Beginning in Bayside in 2004, the city rezoned Queens. It took the exemptions out of old zoning codes to preserve our single-family lifestyle in the low-density zones and upzoned other areas to spur growth according to the mayor’s vision of the future.
We are pleased with the new protections provided to us. We lived in fear for years worrying about whether a builder would buy and tear down our neighbors’ homes and build a McMansion or whether an institution would do the same and change our lives forever. We want to believe those days are over.
The Mormon church is asking the city to exempt them from the zoning standards that are now law. It asked CB 7 to allow it to build a huge building that is no longer permitted under the new zoning laws. CB 7 rightfully said no. We hope Borough President Helen Marshall will say and that the BSA will say no.
A better alternative for the Mormons would be to remodel their existing church on Sanford Avenue, which is in the R-7 apartment zone that allows for larger buildings. They could build a church there five times larger than the proposed building turned down by CB 7.
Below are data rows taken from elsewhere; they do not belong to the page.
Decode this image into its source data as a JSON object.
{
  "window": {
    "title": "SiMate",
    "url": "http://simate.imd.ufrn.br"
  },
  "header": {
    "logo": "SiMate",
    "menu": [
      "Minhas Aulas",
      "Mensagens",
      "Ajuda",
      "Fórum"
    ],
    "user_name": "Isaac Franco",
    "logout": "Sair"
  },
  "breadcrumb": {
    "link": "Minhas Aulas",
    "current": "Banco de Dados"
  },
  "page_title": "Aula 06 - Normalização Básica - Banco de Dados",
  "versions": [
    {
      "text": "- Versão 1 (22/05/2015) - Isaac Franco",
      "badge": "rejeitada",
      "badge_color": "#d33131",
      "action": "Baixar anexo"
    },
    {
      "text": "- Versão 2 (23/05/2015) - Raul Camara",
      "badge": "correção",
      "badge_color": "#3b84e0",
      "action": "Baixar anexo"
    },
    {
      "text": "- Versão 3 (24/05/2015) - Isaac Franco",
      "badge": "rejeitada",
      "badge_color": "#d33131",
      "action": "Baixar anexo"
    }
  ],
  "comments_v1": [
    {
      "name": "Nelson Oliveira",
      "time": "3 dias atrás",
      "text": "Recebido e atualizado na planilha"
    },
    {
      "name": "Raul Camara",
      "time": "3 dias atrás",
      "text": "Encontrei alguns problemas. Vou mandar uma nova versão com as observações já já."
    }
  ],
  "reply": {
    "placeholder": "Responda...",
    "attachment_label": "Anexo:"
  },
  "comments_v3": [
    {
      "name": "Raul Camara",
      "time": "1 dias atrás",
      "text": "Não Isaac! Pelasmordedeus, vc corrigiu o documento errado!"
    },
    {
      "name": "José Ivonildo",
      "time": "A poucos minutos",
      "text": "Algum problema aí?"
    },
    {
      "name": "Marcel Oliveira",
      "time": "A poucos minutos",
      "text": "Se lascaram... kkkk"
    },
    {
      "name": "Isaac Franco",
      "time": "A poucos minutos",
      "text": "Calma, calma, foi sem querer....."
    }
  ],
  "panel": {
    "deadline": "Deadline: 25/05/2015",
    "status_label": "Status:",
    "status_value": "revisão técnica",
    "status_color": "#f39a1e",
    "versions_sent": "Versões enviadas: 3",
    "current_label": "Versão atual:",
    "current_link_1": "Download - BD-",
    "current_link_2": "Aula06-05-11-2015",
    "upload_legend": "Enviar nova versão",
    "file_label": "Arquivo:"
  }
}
Certainly that would fill any expansion needs for years or generations to come. They just opened a new five-story church on 163rd Street in Jamaica in a apartment/commercial zone and they have a similar building in Harlem, proving they can function in those types of buildings. Or they could build a smaller church on 33rd Avenue as-of-right, which would not require any variances or community board review.
Under the new zoning, religious-use organizations can locate in the lower M-1 manufacturing zones. Due to the economic slowdown, many of these areas now have empty buildings that are looking for buyers or tenants. They would provide the perfect homes for community facilities because of the low amount of weekend traffic, abundance of parking and no neighbors to negatively affect.
We, as homeowners, believe we have rights, too. We believe we are entitled to our suburban way of life since we chose to live, buy homes, raise families and pay taxes here. We now have the zoning protection we fought for and we are not about to give it up.